The second location that players visited in Friday night's Fate Strange Stars scenario at JonCon was the Library of Atoz-Theln, a library-world in the Zuran Expanse. As +trey causey's Strange Stars Game Setting Book relates, the Library was built before the Great Collapse. It has virtual records dating back to the era Archaic Oikumene - and even before that time. Not only does the Library contain virtual records; it also possesses physical records and artifacts from countless worlds. The Library therefore contains a vast store of otherwise lost knowledge.

The players in my "Rescue on Tenebrae" scenario had two reasons for going to the Library of Atoz-Theln.  Their ostensible purpose was to gain more information about their ultimate target, the world of Tenebrae.  However our ne'er-do-well Captain-and-Star-Lord's most important motivation for going there was to find a cache of ancient eight track tapes. Where else in the Strange Stars would one look for such antique and priceless cultural artifacts?

So they landed, under guidance from Library flight control. In my version of the Library, information is organized topographically, and one of the players declared the narrative detail that since the players did not pay special inducements, they had been assigned landing rights over the limnology section of the Library. I went with that.

The Library of Atoz-Theln has very strong Metascape virtualities, and almost as soon as their ship, the Kill-Wagon landed, the players found that they were on a lakeside beach. They felt lake breezes, even inside their ship as the Library's Metascape systems began to overwrite shipboard systems. The players exited the ship and heard the calls of shorebirds. They also spied an immense pterosaur soaring overhead. The Collections are eclectic. What can I say?

The players descended far below the surface of the world using high speed elevators accessible from the beach.  The found themselves in a corridor that was in fact a tube within a gigantic aquarium stocked with all sorts of aquatic life. If you have been to Biosphere 2 you've been in a miniature version of this.

Soon they encountered one of the numerous humanoid librarians dwelling within the Library. The player of the Star-Hawk-ey PC, who belonged to the bird-like Hyehoon clade, decided it would be fun to spend 1 FP and make a narrative declaration that the librarian recognized Gamorine, the party's Gamora-like character, as a wanted-on-all-worlds assassin. (I don't normally see PVP play in Fate games, but I went with it since it was an interesting complication. Really, I should have given a FP to Gamorine...).
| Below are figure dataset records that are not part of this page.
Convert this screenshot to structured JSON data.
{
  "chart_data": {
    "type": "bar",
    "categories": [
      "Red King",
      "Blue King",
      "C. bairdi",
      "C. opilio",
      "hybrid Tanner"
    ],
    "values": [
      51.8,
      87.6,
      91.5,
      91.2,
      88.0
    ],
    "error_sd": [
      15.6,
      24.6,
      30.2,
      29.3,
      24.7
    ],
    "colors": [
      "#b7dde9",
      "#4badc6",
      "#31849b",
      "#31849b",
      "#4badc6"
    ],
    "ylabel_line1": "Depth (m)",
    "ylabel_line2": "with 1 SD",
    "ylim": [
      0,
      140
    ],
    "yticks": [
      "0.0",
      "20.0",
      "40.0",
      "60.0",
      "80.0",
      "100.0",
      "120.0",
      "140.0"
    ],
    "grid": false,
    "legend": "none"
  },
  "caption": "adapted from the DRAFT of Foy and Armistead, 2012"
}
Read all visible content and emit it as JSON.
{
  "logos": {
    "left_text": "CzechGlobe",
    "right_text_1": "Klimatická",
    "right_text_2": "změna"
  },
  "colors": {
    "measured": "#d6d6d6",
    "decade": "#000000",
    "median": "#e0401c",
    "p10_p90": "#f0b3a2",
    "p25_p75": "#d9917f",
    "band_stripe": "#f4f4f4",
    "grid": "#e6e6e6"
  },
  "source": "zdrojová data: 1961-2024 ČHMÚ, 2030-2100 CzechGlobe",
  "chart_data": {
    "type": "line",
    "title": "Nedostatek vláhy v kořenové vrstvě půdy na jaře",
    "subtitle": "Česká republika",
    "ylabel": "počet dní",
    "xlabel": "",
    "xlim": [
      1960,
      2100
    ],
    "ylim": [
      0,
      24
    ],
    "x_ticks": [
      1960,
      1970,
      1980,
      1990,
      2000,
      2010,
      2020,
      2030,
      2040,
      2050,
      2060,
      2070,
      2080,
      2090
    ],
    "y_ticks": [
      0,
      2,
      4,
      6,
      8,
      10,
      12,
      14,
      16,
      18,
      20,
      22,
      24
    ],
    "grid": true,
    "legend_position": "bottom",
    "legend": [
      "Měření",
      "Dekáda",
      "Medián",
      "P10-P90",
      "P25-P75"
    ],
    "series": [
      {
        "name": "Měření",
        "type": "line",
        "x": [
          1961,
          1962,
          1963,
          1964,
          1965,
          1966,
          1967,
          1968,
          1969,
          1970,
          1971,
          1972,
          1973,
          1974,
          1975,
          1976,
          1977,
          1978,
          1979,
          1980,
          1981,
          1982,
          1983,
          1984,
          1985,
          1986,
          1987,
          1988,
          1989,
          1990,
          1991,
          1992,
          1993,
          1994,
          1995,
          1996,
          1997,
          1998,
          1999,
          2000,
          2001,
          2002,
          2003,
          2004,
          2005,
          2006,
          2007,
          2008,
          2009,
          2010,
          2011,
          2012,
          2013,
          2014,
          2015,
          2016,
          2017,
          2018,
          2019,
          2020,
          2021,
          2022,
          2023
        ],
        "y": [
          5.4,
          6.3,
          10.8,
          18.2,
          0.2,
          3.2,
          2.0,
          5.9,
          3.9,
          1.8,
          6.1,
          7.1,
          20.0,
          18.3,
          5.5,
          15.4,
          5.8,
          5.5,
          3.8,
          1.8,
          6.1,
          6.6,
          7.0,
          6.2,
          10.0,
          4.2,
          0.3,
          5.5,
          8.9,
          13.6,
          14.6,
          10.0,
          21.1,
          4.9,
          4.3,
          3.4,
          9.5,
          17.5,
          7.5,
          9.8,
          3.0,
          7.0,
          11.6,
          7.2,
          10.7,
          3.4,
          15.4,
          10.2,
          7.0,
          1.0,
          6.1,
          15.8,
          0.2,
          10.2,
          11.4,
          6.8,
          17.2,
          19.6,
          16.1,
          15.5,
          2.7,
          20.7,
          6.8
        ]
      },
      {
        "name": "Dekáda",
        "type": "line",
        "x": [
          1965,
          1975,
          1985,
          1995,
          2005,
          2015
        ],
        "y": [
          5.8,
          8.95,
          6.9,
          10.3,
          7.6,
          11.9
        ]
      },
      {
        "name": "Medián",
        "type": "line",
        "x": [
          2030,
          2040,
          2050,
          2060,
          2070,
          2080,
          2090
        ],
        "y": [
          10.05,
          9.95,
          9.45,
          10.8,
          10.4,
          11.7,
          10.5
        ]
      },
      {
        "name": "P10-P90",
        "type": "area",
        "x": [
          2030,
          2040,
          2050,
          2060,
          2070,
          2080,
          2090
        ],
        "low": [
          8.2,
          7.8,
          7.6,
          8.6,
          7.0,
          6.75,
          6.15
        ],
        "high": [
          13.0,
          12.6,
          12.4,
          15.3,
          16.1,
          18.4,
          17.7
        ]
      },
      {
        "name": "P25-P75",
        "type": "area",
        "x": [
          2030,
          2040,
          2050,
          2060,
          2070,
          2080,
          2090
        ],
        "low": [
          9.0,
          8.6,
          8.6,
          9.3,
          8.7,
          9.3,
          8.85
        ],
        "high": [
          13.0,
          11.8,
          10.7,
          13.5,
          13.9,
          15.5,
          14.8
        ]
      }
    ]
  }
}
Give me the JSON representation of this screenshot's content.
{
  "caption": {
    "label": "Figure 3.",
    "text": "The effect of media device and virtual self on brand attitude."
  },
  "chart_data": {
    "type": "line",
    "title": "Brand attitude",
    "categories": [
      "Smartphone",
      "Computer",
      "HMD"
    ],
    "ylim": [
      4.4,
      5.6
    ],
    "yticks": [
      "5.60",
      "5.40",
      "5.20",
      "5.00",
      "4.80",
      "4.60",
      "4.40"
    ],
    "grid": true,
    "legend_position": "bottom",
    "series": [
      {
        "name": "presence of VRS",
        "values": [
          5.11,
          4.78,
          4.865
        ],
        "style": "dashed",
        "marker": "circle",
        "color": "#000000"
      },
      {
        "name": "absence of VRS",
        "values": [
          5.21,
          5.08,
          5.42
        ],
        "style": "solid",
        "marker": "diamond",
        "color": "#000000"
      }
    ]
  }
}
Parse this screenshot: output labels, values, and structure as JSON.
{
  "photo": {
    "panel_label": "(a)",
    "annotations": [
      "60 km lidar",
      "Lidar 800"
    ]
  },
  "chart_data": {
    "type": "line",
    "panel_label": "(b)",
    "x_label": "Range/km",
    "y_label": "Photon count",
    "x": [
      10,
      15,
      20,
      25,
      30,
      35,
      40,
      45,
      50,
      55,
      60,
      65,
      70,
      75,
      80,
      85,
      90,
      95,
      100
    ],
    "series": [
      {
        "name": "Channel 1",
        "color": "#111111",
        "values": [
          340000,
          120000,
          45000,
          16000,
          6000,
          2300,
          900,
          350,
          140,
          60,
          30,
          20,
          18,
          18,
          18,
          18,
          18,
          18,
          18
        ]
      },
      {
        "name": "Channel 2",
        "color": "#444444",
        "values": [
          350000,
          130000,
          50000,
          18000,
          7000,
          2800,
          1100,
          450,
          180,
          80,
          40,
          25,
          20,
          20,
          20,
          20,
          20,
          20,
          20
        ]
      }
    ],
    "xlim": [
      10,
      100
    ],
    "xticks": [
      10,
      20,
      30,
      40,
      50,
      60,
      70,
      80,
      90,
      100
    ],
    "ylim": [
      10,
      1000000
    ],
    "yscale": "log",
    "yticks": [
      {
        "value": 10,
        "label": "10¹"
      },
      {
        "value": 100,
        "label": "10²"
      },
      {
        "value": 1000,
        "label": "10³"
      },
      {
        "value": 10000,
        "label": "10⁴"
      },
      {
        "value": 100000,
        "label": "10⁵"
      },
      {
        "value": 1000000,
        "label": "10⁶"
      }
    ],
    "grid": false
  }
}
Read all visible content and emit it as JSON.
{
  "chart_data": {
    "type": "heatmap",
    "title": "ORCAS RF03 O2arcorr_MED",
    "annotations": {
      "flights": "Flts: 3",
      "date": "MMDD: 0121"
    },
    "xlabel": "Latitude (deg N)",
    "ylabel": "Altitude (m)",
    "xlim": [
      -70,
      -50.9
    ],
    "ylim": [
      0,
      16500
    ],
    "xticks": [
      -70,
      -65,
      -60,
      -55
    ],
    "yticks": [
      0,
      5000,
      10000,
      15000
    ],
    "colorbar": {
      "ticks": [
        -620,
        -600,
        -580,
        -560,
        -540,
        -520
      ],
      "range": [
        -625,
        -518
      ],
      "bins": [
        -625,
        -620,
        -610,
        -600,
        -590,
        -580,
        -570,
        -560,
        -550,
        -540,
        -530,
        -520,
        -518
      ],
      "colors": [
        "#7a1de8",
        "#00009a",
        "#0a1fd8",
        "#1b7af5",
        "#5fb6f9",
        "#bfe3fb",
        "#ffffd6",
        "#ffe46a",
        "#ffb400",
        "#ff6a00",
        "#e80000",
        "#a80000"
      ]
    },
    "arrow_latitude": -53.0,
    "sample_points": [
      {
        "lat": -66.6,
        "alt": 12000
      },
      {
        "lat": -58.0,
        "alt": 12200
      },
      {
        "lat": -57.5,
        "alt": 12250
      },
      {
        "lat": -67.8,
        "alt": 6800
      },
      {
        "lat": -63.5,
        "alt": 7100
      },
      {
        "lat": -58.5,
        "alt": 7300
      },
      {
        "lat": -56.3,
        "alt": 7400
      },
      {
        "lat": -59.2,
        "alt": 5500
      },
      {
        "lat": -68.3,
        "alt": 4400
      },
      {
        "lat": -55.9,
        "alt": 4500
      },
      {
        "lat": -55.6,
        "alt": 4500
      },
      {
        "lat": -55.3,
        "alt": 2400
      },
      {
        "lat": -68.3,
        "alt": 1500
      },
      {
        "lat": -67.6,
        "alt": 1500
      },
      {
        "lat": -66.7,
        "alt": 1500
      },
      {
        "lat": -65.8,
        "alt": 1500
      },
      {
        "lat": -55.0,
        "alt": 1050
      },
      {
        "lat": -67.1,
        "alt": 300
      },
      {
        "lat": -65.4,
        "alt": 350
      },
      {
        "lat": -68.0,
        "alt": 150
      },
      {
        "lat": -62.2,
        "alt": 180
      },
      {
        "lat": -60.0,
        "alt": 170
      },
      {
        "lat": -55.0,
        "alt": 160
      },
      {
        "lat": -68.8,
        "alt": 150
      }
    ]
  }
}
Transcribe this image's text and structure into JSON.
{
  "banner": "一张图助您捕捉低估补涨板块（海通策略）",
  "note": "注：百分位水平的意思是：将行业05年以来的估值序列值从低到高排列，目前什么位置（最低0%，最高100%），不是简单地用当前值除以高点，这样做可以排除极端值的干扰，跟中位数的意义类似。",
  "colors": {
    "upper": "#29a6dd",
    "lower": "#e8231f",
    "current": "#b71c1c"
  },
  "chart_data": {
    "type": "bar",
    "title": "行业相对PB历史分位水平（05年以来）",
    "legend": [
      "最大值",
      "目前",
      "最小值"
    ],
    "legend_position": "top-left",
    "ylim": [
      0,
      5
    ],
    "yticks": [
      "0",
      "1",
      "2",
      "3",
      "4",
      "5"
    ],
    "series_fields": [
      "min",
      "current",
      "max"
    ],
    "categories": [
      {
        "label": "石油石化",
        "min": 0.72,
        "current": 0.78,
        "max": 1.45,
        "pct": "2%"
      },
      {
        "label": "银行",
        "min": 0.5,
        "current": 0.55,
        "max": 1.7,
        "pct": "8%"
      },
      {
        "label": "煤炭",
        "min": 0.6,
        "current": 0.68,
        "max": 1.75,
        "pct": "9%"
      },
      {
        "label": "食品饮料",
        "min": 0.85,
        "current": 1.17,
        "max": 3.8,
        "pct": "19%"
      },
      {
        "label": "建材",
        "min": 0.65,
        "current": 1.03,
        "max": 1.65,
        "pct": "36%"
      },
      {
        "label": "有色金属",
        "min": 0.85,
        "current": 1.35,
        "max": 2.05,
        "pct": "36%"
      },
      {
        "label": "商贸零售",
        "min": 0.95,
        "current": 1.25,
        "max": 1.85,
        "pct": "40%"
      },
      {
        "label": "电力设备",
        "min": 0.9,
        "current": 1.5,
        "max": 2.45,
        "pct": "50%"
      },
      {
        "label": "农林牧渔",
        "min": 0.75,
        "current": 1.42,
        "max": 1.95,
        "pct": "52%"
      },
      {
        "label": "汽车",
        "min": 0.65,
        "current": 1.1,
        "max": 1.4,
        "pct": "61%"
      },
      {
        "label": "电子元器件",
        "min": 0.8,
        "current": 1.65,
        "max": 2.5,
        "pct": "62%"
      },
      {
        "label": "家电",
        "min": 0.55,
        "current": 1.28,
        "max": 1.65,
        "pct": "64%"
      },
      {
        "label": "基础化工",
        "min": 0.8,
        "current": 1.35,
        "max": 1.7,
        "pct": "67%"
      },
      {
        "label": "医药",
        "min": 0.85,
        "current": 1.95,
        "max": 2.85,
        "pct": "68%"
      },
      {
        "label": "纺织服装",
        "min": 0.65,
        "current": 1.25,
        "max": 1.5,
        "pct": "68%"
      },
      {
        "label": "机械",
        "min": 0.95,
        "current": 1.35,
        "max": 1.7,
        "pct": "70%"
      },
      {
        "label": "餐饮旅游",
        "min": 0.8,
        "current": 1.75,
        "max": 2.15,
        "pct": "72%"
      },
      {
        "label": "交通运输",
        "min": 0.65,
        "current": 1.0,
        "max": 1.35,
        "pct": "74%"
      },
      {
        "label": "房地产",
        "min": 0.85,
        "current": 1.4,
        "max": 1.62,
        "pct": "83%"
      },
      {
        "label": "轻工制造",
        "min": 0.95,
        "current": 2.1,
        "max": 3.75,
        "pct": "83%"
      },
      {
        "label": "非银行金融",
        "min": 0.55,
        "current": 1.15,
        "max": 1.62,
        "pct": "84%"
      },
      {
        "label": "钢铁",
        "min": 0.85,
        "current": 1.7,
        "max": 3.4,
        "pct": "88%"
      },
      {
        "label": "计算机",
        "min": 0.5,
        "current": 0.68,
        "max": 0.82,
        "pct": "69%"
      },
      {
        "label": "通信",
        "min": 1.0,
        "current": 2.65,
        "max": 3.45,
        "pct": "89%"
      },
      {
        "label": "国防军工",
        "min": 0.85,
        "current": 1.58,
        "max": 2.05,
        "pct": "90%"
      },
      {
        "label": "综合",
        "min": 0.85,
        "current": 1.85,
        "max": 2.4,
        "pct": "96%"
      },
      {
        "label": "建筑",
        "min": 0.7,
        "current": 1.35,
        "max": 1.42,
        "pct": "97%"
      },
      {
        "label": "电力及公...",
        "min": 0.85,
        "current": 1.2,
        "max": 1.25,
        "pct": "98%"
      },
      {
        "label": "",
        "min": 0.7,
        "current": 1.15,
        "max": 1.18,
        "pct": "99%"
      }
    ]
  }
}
The assassin teleported the librarian into one of the aquaria and let him drown.

Nasty stuff.

Next the players took a subterranean tubecar to one of the workshops where restorative work was being done on ancient artifacts. Eight tracks were stolen! The players were somewhat surprised that they were completely ignored by the librarian-restorationists in the workshops. Everyone was very focused on their own work. Kind of like the special neurological state of focus in Vernor Vinge's A Deepness in the Sky.

Finally, the players located a deep library section dedicated to the world of Tenebrae. This was a virtual reality as well. Things got creepy when the labyrinth's masked Skulkers appeared, and one took on the mien of Gamorine's father, Lord Death. Virtualities can be tricky that way, and sometimes a daughter can carry along a bit of her father without even realizing it...

Needless to say, the players soon high-tailed it out of that labyrinth and got back to their ship.

Next stop, the dead world of Tenebrae.